Concern over this privacy right has already been seen in the form of “national cloud” projects by government such as the United Kingdom and the Netherlands, along with the proliferation of similar local clouds and encryption services, many touted as “Patriot Act-proof.”
Cloudier Future?
Where does this leave providers of cloud computing and their clients?
In the United States, which has so far dominated the provision of cloud services, larger providers are moving to establish local databases whether or not they are eventually required to do so under trade agreements. Most recently, Microsoft announced on Nov. 11 that, starting in late 2016, it would be offering European customers the option of storing data in Germany and expanding regional hubs in Ireland and the Netherlands, where the data contained therein would presumably be shielded from U.S. spying.
“In large part this is a product of the Snowden revelations,“ says J. Bradford Jensen of Georgetown University’s McDonough School of Business. “The Snowden stuff and [the European Court of Justice] ruling are going to make cloud adoption more difficult, and it’s a damn shame.”
The immediate impacts, says Jensen, will be felt by smaller American firms and innovative tech firms, which will face higher compliance costs.
“If [governments and clients] require data to be localized, [they’re] going to raise computing costs,“ agrees Robert Atkinson, president of the Information Technology and Innovation Foundation. “The U.S. leads in cloud computing today and these restrictions would tend to put a damper on this. Data nationalism and data localization are not good.”
Atkinson admits that the TPP contains major provisions limiting data nationalism, the exceptions to these provisions may prove to be more important.
“Whether it be TPP or TTIP, the big issue is that things are going to change, and companies need to be nimble to these changes,“ says BMC Software Chief Architect William Platt. “Safe harbor basically got eradicated [and] there are situations where laws could appear to say that data must remain within [a] country or particular region.”
The Pull of the Globe
While there are strong forces for data localization, Platt and others point to a countervailing tendency: that of globalization, particularly when it comes to the cloud. “The cloud is evolving both in a local sense and on a global basis, and cloud providers are adjusting to this.”
“Who would have thought a couple of years ago that we’d be opening up trade with countries like Cuba?” he asks.
“We had actually anticipated more local startups in the cloud, especially post Snowden,“ says Gartner’s Heiser. On the other hand, as he points out, “the American service providers are still quite strong“ and are likely to retain their global lead in this field for some time going forward.

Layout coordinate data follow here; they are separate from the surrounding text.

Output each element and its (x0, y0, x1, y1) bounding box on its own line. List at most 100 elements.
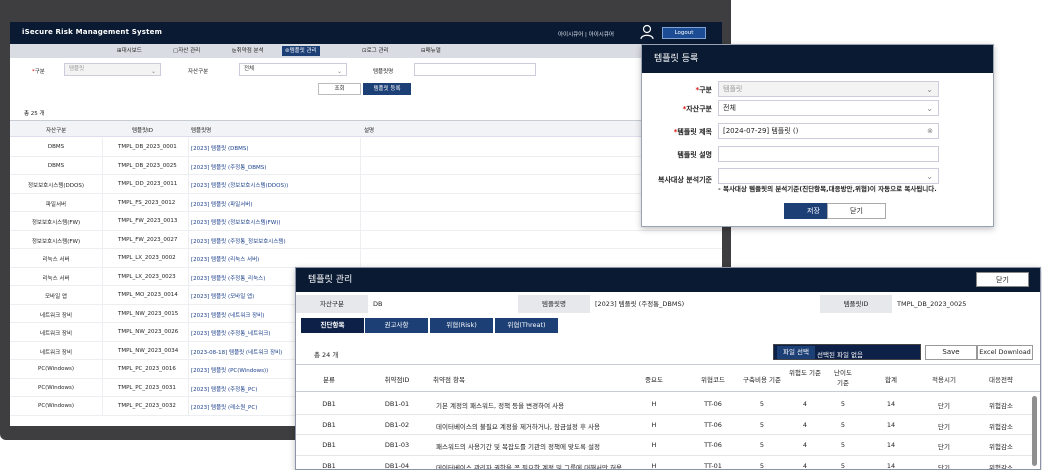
cell-asset: 네트워크 장비 (39, 349, 73, 356)
nav-template[interactable]: ⊚템플릿 관리 (282, 46, 320, 56)
cell-asset: PC(Windows) (38, 403, 74, 409)
tab-threat[interactable]: 위협(Threat) (495, 318, 558, 333)
cell-template-name-link[interactable]: [2023] 템플릿 (정보보호시스템(FW)) (191, 218, 281, 226)
register-desc-input[interactable] (718, 146, 939, 162)
table-cell: 4 (802, 420, 808, 429)
cell-template-name-link[interactable]: [2023] 템플릿 (정보보호시스템(DDOS)) (191, 181, 288, 189)
cell-divider (188, 397, 189, 415)
excel-download-button[interactable]: Excel Download (977, 345, 1033, 360)
cell-template-name-link[interactable]: [2023] 템플릿 (파일서버) (191, 200, 253, 208)
items-table-header: 분류 취약점ID 취약점 항목 중요도 위협코드 구축비용 기준 위험도 기준 난이도 기준 합… (296, 364, 1040, 392)
cell-template-name-link[interactable]: [2023] 템플릿 (주정통_DBMS) (191, 163, 266, 171)
cell-template-name-link[interactable]: [2023] 템플릿 (모바일 앱) (191, 292, 254, 300)
table-row[interactable]: DB1 DB1-01 기본 계정의 패스워드, 정책 등을 변경하여 사용 H TT-0… (296, 394, 1034, 415)
register-copy-select[interactable]: ⌄ (718, 168, 939, 184)
nav-asset[interactable]: ▢자산 관리 (170, 46, 203, 56)
cell-template-name-link[interactable]: [2023] 템플릿 (주정통_정보보호시스템) (191, 237, 286, 245)
cell-template-name-link[interactable]: [2023-08-18] 템플릿 (네트워크 장비) (191, 348, 282, 356)
nav-vulnerability[interactable]: ⊵취약점 분석 (229, 46, 267, 56)
cell-asset: 정보보호시스템(DDOS) (27, 183, 84, 189)
cell-template-name-link[interactable]: [2023] 템플릿 (DBMS) (191, 144, 249, 152)
table-cell: 4 (802, 400, 808, 408)
table-row[interactable]: 정보보호시스템(DDOS) TMPL_DD_2023_0011 [2023] 템플릿… (10, 175, 722, 194)
table-cell: DB1-02 (384, 420, 410, 429)
app-header: iSecure Risk Management System 아이시큐어 | 아… (10, 22, 722, 44)
cell-divider (188, 193, 189, 212)
file-select-button[interactable]: 파일 선택 (777, 346, 815, 359)
table-cell: DB1-01 (384, 400, 410, 408)
manage-save-button[interactable]: Save (925, 345, 977, 360)
user-icon[interactable] (640, 24, 654, 40)
cell-divider (360, 138, 361, 156)
register-template-button[interactable]: 템플릿 등록 (363, 83, 411, 95)
table-row[interactable]: DBMS TMPL_DB_2023_0001 [2023] 템플릿 (DBMS) (10, 138, 722, 157)
cell-divider (360, 212, 361, 230)
table-row[interactable]: DBMS TMPL_DB_2023_0025 [2023] 템플릿 (주정통_DBM… (10, 156, 722, 175)
cell-asset: PC(Windows) (38, 366, 74, 372)
cell-template-name-link[interactable]: [2023] 템플릿 (레소원_PC) (191, 403, 257, 411)
cell-template-id: TMPL_PC_2023_0032 (118, 403, 176, 409)
register-close-button[interactable]: 닫기 (827, 203, 886, 219)
search-button[interactable]: 조회 (318, 83, 361, 95)
cell-template-name-link[interactable]: [2023] 템플릿 (리눅스 서버) (191, 255, 259, 263)
register-asset-select[interactable]: 전체 ⌄ (718, 100, 939, 116)
table-header: 자산구분 템플릿ID 템플릿명 설명 (10, 120, 722, 137)
chevron-down-icon: ⌄ (926, 172, 933, 181)
table-row[interactable]: DB1 DB1-04 데이터베이스 관리자 권한을 꼭 필요한 계정 및 그룹에 대… (296, 456, 1034, 470)
table-cell: DB1 (322, 420, 336, 429)
table-row[interactable]: 정보보호시스템(FW) TMPL_FW_2023_0027 [2023] 템플릿 (… (10, 230, 722, 249)
cell-asset: 네트워크 장비 (39, 312, 73, 319)
table-cell: 14 (886, 461, 896, 470)
cell-template-name-link[interactable]: [2023] 템플릿 (네트워크 장비) (191, 311, 264, 319)
nav-dashboard[interactable]: ⊞대시보드 (114, 46, 145, 56)
cell-asset: 리눅스 서버 (42, 275, 70, 282)
manage-close-button[interactable]: 닫기 (976, 272, 1029, 287)
file-name-text: 선택된 파일 없음 (817, 351, 863, 359)
register-category-label: *구분 (695, 86, 712, 94)
clear-icon[interactable]: ⊗ (927, 124, 933, 138)
table-row[interactable]: 파일서버 TMPL_FS_2023_0012 [2023] 템플릿 (파일서버) (10, 193, 722, 212)
filter-name-input[interactable] (414, 63, 536, 76)
register-name-label: *템플릿 제목 (673, 128, 712, 136)
table-cell: 5 (759, 461, 765, 470)
table-cell: 기본 계정의 패스워드, 정책 등을 변경하여 사용 (436, 402, 565, 410)
info-id-label: 템플릿ID (820, 295, 892, 313)
column-header: 구축비용 기준 (743, 376, 781, 384)
filter-asset-select[interactable]: 전체 ⌄ (239, 63, 347, 76)
template-info-bar: 자산구분 DB 템플릿명 [2023] 템플릿 (주정통_DBMS) 템플릿ID… (296, 295, 1040, 313)
register-asset-label: *자산구분 (682, 105, 712, 113)
cell-divider (360, 230, 361, 249)
column-header: 난이도 기준 (834, 369, 852, 387)
register-category-select[interactable]: 템플릿 ⌄ (718, 81, 939, 97)
tab-diagnosis-items[interactable]: 진단항목 (301, 318, 364, 333)
table-row[interactable]: DB1 DB1-03 패스워드의 사용기간 및 복잡도를 기관의 정책에 맞도록 설… (296, 435, 1034, 456)
cell-asset: DBMS (47, 162, 65, 169)
table-row[interactable]: 정보보호시스템(FW) TMPL_FW_2023_0013 [2023] 템플릿 (… (10, 212, 722, 231)
cell-template-name-link[interactable]: [2023] 템플릿 (주정통_리눅스) (191, 274, 265, 282)
cell-template-id: TMPL_DB_2023_0001 (118, 144, 177, 150)
cell-divider (102, 267, 103, 286)
cell-divider (102, 378, 103, 397)
cell-divider (102, 323, 103, 341)
cell-divider (188, 230, 189, 249)
vertical-scrollbar[interactable] (1032, 396, 1037, 466)
table-cell: TT-06 (704, 420, 722, 429)
cell-template-name-link[interactable]: [2023] 템플릿 (주정통_네트워크) (191, 329, 270, 337)
cell-template-name-link[interactable]: [2023] 템플릿 (PC(Windows)) (191, 366, 268, 374)
cell-divider (188, 360, 189, 378)
nav-manual[interactable]: ⊟매뉴얼 (418, 46, 444, 56)
tab-recommendations[interactable]: 권고사항 (365, 318, 428, 333)
tab-risk[interactable]: 위협(Risk) (430, 318, 493, 333)
table-cell: 5 (840, 441, 846, 449)
cell-template-name-link[interactable]: [2023] 템플릿 (주정통_PC) (191, 385, 257, 393)
register-copy-label: 복사대상 분석기준 (658, 176, 712, 184)
filter-name-label: 템플릿명 (373, 69, 394, 75)
cell-asset: 네트워크 장비 (39, 331, 73, 337)
filter-category-select[interactable]: 템플릿 ⌄ (64, 63, 161, 76)
register-name-input[interactable]: [2024-07-29] 템플릿 () ⊗ (718, 123, 939, 139)
cell-divider (188, 286, 189, 304)
nav-log[interactable]: ⊡로그 관리 (359, 46, 392, 56)
table-row[interactable]: 리눅스 서버 TMPL_LX_2023_0002 [2023] 템플릿 (리눅스 서… (10, 249, 722, 268)
logout-button[interactable]: Logout (662, 27, 706, 39)
table-row[interactable]: DB1 DB1-02 데이터베이스의 불필요 계정을 제거하거나, 잠금설정 후 사… (296, 415, 1034, 435)
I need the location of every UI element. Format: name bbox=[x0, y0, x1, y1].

There’s even good news about the NSA’s bulk phone data collection program. The authority for the program ended on November 29, although some Congressman are pushing for reauthorization.
For now, Gartner expects the 16.5% compound annual growth rate (CAGR) in cloud products seen over the past several years to continue, as big companies like Microsoft respond to local privacy concerns. The current environment, says Heiser, tends to “facilitate very small companies, who can piggyback, and reward very large ones, with the companies in the middle facing the sharpest squeeze.”
Trade pacts and international court rulings notwithstanding, cloud adoption will grow as the demand for access to all kinds of databases increases worldwide.
“Balkanization is not an easy thing to do,“ Heiser says. “You’re not supposed to be able to access Facebook in China, but everybody probably does it anyway.”
Ed Zwirn is a freelance writer based in Bethel, N.Y.